Cultural anthropology in the black hourglass shape of Roxanne swam through his thoughts as he consulted again his map of Beirut. The mid-afternoon heat induced soporific quiet in the streets and alleyways around him. He set off for the Pigeon Rocks on the western edge of the city. The sun was riding high and cast few shadows. Squinting into the glare, he tugged down his cap visor and strode on. He was hot and weary when he reached the seafront and leaned into the temperate onshore breeze. At that moment, his phone, poised on high alert since morning but hitherto mute, pinged as a text came in: “Tabouli Café. Roxanne.” All was well with the world, after all. He looked around. A woman cloaked in an all-encompassing black burka, her gold ankle bracelets intermittently flashing as the breeze lifted her hem, gripped the cliff-top railings and gazed at white-spumed waves crashing and roiling explosively against the Pigeon Rocks.

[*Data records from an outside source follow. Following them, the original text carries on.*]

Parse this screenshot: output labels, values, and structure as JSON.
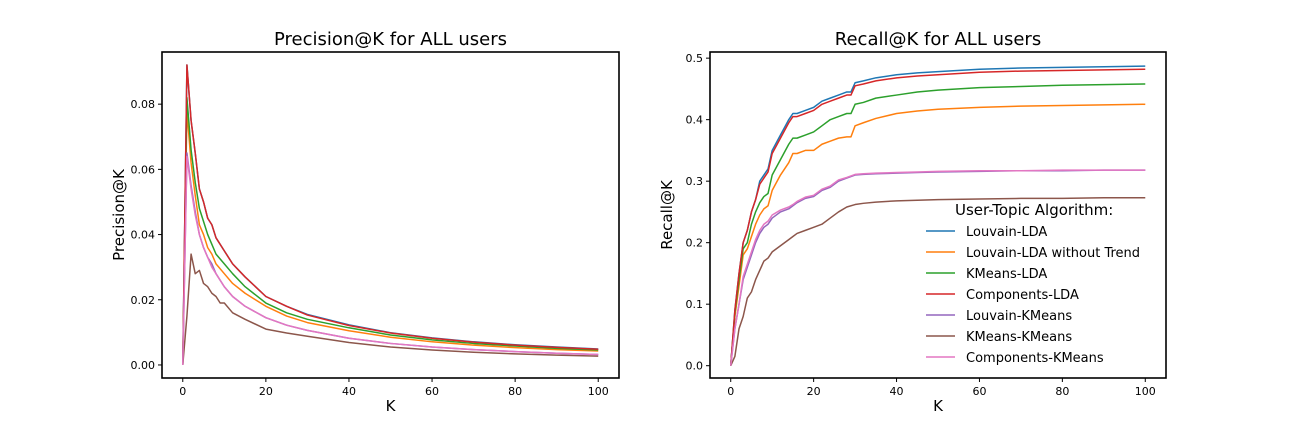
{
  "chart_data": [
    {
      "type": "line",
      "title": "Precision@K for ALL users",
      "xlabel": "K",
      "ylabel": "Precision@K",
      "xlim": [
        -5,
        105
      ],
      "ylim": [
        -0.004,
        0.096
      ],
      "xticks": [
        0,
        20,
        40,
        60,
        80,
        100
      ],
      "yticks": [
        0.0,
        0.02,
        0.04,
        0.06,
        0.08
      ],
      "ytick_labels": [
        "0.00",
        "0.02",
        "0.04",
        "0.06",
        "0.08"
      ],
      "grid": false,
      "legend": null,
      "series": [
        {
          "name": "Louvain-LDA",
          "color": "#1f77b4",
          "x": [
            0,
            1,
            2,
            3,
            4,
            5,
            6,
            7,
            8,
            10,
            12,
            15,
            20,
            25,
            30,
            40,
            50,
            60,
            70,
            80,
            90,
            100
          ],
          "y": [
            0.0,
            0.092,
            0.075,
            0.065,
            0.054,
            0.05,
            0.045,
            0.043,
            0.039,
            0.035,
            0.031,
            0.027,
            0.021,
            0.018,
            0.0155,
            0.0123,
            0.0099,
            0.0083,
            0.0071,
            0.0062,
            0.0055,
            0.0049
          ]
        },
        {
          "name": "Louvain-LDA without Trend",
          "color": "#ff7f0e",
          "x": [
            0,
            1,
            2,
            3,
            4,
            5,
            6,
            7,
            8,
            10,
            12,
            15,
            20,
            25,
            30,
            40,
            50,
            60,
            70,
            80,
            90,
            100
          ],
          "y": [
            0.0,
            0.078,
            0.062,
            0.052,
            0.043,
            0.04,
            0.036,
            0.034,
            0.031,
            0.028,
            0.025,
            0.022,
            0.018,
            0.015,
            0.013,
            0.0105,
            0.0085,
            0.0071,
            0.0061,
            0.0053,
            0.0047,
            0.0043
          ]
        },
        {
          "name": "KMeans-LDA",
          "color": "#2ca02c",
          "x": [
            0,
            1,
            2,
            3,
            4,
            5,
            6,
            7,
            8,
            10,
            12,
            15,
            20,
            25,
            30,
            40,
            50,
            60,
            70,
            80,
            90,
            100
          ],
          "y": [
            0.0,
            0.082,
            0.066,
            0.056,
            0.048,
            0.044,
            0.04,
            0.037,
            0.034,
            0.031,
            0.028,
            0.024,
            0.019,
            0.016,
            0.014,
            0.0114,
            0.0092,
            0.0077,
            0.0066,
            0.0058,
            0.0051,
            0.0046
          ]
        },
        {
          "name": "Components-LDA",
          "color": "#d62728",
          "x": [
            0,
            1,
            2,
            3,
            4,
            5,
            6,
            7,
            8,
            10,
            12,
            15,
            20,
            25,
            30,
            40,
            50,
            60,
            70,
            80,
            90,
            100
          ],
          "y": [
            0.0,
            0.092,
            0.075,
            0.065,
            0.054,
            0.05,
            0.045,
            0.043,
            0.039,
            0.035,
            0.031,
            0.027,
            0.021,
            0.018,
            0.0153,
            0.0121,
            0.0098,
            0.0082,
            0.007,
            0.0061,
            0.0054,
            0.0048
          ]
        },
        {
          "name": "Louvain-KMeans",
          "color": "#9467bd",
          "x": [
            0,
            1,
            2,
            3,
            4,
            5,
            6,
            7,
            8,
            10,
            12,
            15,
            20,
            25,
            30,
            40,
            50,
            60,
            70,
            80,
            90,
            100
          ],
          "y": [
            0.0,
            0.065,
            0.055,
            0.047,
            0.04,
            0.036,
            0.033,
            0.031,
            0.028,
            0.024,
            0.021,
            0.018,
            0.0145,
            0.0122,
            0.0106,
            0.0082,
            0.0066,
            0.0055,
            0.0047,
            0.0041,
            0.0036,
            0.0032
          ]
        },
        {
          "name": "KMeans-KMeans",
          "color": "#8c564b",
          "x": [
            0,
            1,
            2,
            3,
            4,
            5,
            6,
            7,
            8,
            9,
            10,
            12,
            15,
            20,
            25,
            30,
            40,
            50,
            60,
            70,
            80,
            90,
            100
          ],
          "y": [
            0.0,
            0.015,
            0.034,
            0.028,
            0.029,
            0.025,
            0.024,
            0.022,
            0.021,
            0.019,
            0.019,
            0.016,
            0.014,
            0.011,
            0.0098,
            0.0088,
            0.0069,
            0.0055,
            0.0046,
            0.0039,
            0.0034,
            0.003,
            0.0027
          ]
        },
        {
          "name": "Components-KMeans",
          "color": "#e377c2",
          "x": [
            0,
            1,
            2,
            3,
            4,
            5,
            6,
            7,
            8,
            10,
            12,
            15,
            20,
            25,
            30,
            40,
            50,
            60,
            70,
            80,
            90,
            100
          ],
          "y": [
            0.0,
            0.064,
            0.054,
            0.046,
            0.04,
            0.036,
            0.033,
            0.03,
            0.028,
            0.024,
            0.021,
            0.018,
            0.0145,
            0.0122,
            0.0106,
            0.0082,
            0.0066,
            0.0055,
            0.0047,
            0.0041,
            0.0036,
            0.0032
          ]
        }
      ]
    },
    {
      "type": "line",
      "title": "Recall@K for ALL users",
      "xlabel": "K",
      "ylabel": "Recall@K",
      "xlim": [
        -5,
        105
      ],
      "ylim": [
        -0.02,
        0.51
      ],
      "xticks": [
        0,
        20,
        40,
        60,
        80,
        100
      ],
      "yticks": [
        0.0,
        0.1,
        0.2,
        0.3,
        0.4,
        0.5
      ],
      "ytick_labels": [
        "0.0",
        "0.1",
        "0.2",
        "0.3",
        "0.4",
        "0.5"
      ],
      "grid": false,
      "legend": {
        "title": "User-Topic Algorithm:",
        "placement": "lower-right"
      },
      "series": [
        {
          "name": "Louvain-LDA",
          "color": "#1f77b4",
          "x": [
            0,
            1,
            2,
            3,
            4,
            5,
            6,
            7,
            8,
            9,
            10,
            12,
            14,
            15,
            16,
            18,
            20,
            22,
            24,
            26,
            28,
            29,
            30,
            32,
            35,
            40,
            45,
            50,
            60,
            70,
            80,
            90,
            100
          ],
          "y": [
            0.0,
            0.09,
            0.15,
            0.2,
            0.22,
            0.25,
            0.27,
            0.3,
            0.31,
            0.32,
            0.35,
            0.375,
            0.4,
            0.41,
            0.41,
            0.415,
            0.42,
            0.43,
            0.435,
            0.44,
            0.445,
            0.445,
            0.46,
            0.463,
            0.468,
            0.473,
            0.476,
            0.478,
            0.482,
            0.484,
            0.485,
            0.486,
            0.487
          ]
        },
        {
          "name": "Louvain-LDA without Trend",
          "color": "#ff7f0e",
          "x": [
            0,
            1,
            2,
            3,
            4,
            5,
            6,
            7,
            8,
            9,
            10,
            12,
            14,
            15,
            16,
            18,
            20,
            22,
            24,
            26,
            28,
            29,
            30,
            32,
            35,
            40,
            45,
            50,
            60,
            70,
            80,
            90,
            100
          ],
          "y": [
            0.0,
            0.08,
            0.13,
            0.18,
            0.19,
            0.21,
            0.23,
            0.245,
            0.255,
            0.26,
            0.285,
            0.31,
            0.33,
            0.345,
            0.345,
            0.35,
            0.35,
            0.36,
            0.365,
            0.37,
            0.372,
            0.372,
            0.39,
            0.395,
            0.402,
            0.41,
            0.414,
            0.417,
            0.42,
            0.422,
            0.423,
            0.424,
            0.425
          ]
        },
        {
          "name": "KMeans-LDA",
          "color": "#2ca02c",
          "x": [
            0,
            1,
            2,
            3,
            4,
            5,
            6,
            7,
            8,
            9,
            10,
            12,
            14,
            15,
            16,
            18,
            20,
            22,
            24,
            26,
            28,
            29,
            30,
            32,
            35,
            40,
            45,
            50,
            60,
            70,
            80,
            90,
            100
          ],
          "y": [
            0.0,
            0.085,
            0.14,
            0.19,
            0.2,
            0.23,
            0.25,
            0.265,
            0.275,
            0.28,
            0.31,
            0.335,
            0.36,
            0.37,
            0.37,
            0.375,
            0.38,
            0.39,
            0.4,
            0.405,
            0.41,
            0.41,
            0.425,
            0.428,
            0.435,
            0.44,
            0.445,
            0.448,
            0.452,
            0.454,
            0.456,
            0.457,
            0.458
          ]
        },
        {
          "name": "Components-LDA",
          "color": "#d62728",
          "x": [
            0,
            1,
            2,
            3,
            4,
            5,
            6,
            7,
            8,
            9,
            10,
            12,
            14,
            15,
            16,
            18,
            20,
            22,
            24,
            26,
            28,
            29,
            30,
            32,
            35,
            40,
            45,
            50,
            60,
            70,
            80,
            90,
            100
          ],
          "y": [
            0.0,
            0.09,
            0.15,
            0.2,
            0.22,
            0.25,
            0.27,
            0.295,
            0.305,
            0.315,
            0.345,
            0.37,
            0.395,
            0.405,
            0.405,
            0.41,
            0.415,
            0.425,
            0.43,
            0.435,
            0.44,
            0.44,
            0.455,
            0.458,
            0.463,
            0.468,
            0.471,
            0.473,
            0.477,
            0.479,
            0.48,
            0.481,
            0.482
          ]
        },
        {
          "name": "Louvain-KMeans",
          "color": "#9467bd",
          "x": [
            0,
            1,
            2,
            3,
            4,
            5,
            6,
            7,
            8,
            9,
            10,
            12,
            14,
            15,
            16,
            18,
            20,
            22,
            24,
            26,
            28,
            30,
            32,
            35,
            40,
            45,
            50,
            60,
            70,
            80,
            90,
            100
          ],
          "y": [
            0.0,
            0.06,
            0.1,
            0.14,
            0.16,
            0.18,
            0.2,
            0.215,
            0.225,
            0.23,
            0.24,
            0.25,
            0.255,
            0.26,
            0.265,
            0.272,
            0.275,
            0.285,
            0.29,
            0.3,
            0.305,
            0.31,
            0.311,
            0.312,
            0.313,
            0.314,
            0.315,
            0.316,
            0.317,
            0.317,
            0.318,
            0.318
          ]
        },
        {
          "name": "KMeans-KMeans",
          "color": "#8c564b",
          "x": [
            0,
            1,
            2,
            3,
            4,
            5,
            6,
            7,
            8,
            9,
            10,
            12,
            14,
            15,
            16,
            18,
            20,
            22,
            24,
            26,
            28,
            30,
            32,
            35,
            40,
            45,
            50,
            60,
            70,
            80,
            90,
            100
          ],
          "y": [
            0.0,
            0.015,
            0.06,
            0.08,
            0.11,
            0.12,
            0.14,
            0.155,
            0.17,
            0.175,
            0.185,
            0.195,
            0.205,
            0.21,
            0.215,
            0.22,
            0.225,
            0.23,
            0.24,
            0.25,
            0.258,
            0.262,
            0.264,
            0.266,
            0.268,
            0.269,
            0.27,
            0.271,
            0.272,
            0.272,
            0.273,
            0.273
          ]
        },
        {
          "name": "Components-KMeans",
          "color": "#e377c2",
          "x": [
            0,
            1,
            2,
            3,
            4,
            5,
            6,
            7,
            8,
            9,
            10,
            12,
            14,
            15,
            16,
            18,
            20,
            22,
            24,
            26,
            28,
            30,
            32,
            35,
            40,
            45,
            50,
            60,
            70,
            80,
            90,
            100
          ],
          "y": [
            0.0,
            0.06,
            0.1,
            0.145,
            0.165,
            0.185,
            0.205,
            0.22,
            0.23,
            0.235,
            0.245,
            0.253,
            0.258,
            0.262,
            0.267,
            0.274,
            0.277,
            0.287,
            0.292,
            0.302,
            0.306,
            0.311,
            0.312,
            0.313,
            0.314,
            0.315,
            0.316,
            0.317,
            0.317,
            0.318,
            0.318,
            0.318
          ]
        }
      ]
    }
  ]
}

A few yards away, two soldiers in battle fatigues, rifles slung casually over their shoulders, killed time under a palm tree. One, a little younger, smiled shyly at a passing girl; the other, more menacing, watched the street through mirrored sunglasses. Max set the camera zoom and shot them both, silhouetted against the Rocks, the forested coastal ranges and the distant horizon. The older one stiffened, turned, and pointed directly at him. He walked over. The young soldier gestured at the camera and touched his chest, smiling.
“Facebook?”

His superior took the camera from Max, fixed his mirror shades on him, and demanded his papers and passport. He scrutinized Max’s South Carolina driver’s license and shook his head. Max explained in broken French that his passport was back at the Gefinor Rotana. The officer deftly erased the last image in the camera and then glanced in surprise at Roxanne spinning in a molinete. Taking off his glasses, he studied Max’s shots of the previous night’s milonga. At last he grinned, returned the camera and waved his hand dismissively.
“Tango!” he said. “Enjoy Beirut.”

At the intersection of Rue Iskander and Paris Avenues, Max found the Tabouli Café, a stylish chrome-and-glass patisserie with sidewalk tables well shaded under a cypress green awning. Roxanne, whose beauty and reserve reminded Max of Thutmose’s limestone bust of Nefertiti, greeted him politely. They ordered iced water and coffee, and asked to see the selection of pastries on a filigreed silver tray by the door. Roxanne pointed to a glistening wedge of Persian baklava. They conversed inconsequentially while Max considered the perfect symmetry of her eyes and repressed an urge to caress her face. The baklava, chopped almonds and pistachios spiced with cardamom and rose water-scented syrup, went well with black Lebanese coffee. Roxanne raised an eyebrow, took Max’s hand and stood. She slipped an iPod into his pocket, and gave him one of her ear-buds. Carlos di Sarli’s “Ojoz Negros” enveloped them as they danced among the tables in apparent silence, their minds and their physical immediacy obedient to every musical nuance. Max remembered Ignatio Quiroga once saying: “Slow down; listen carefully; let the Tango tell your story.”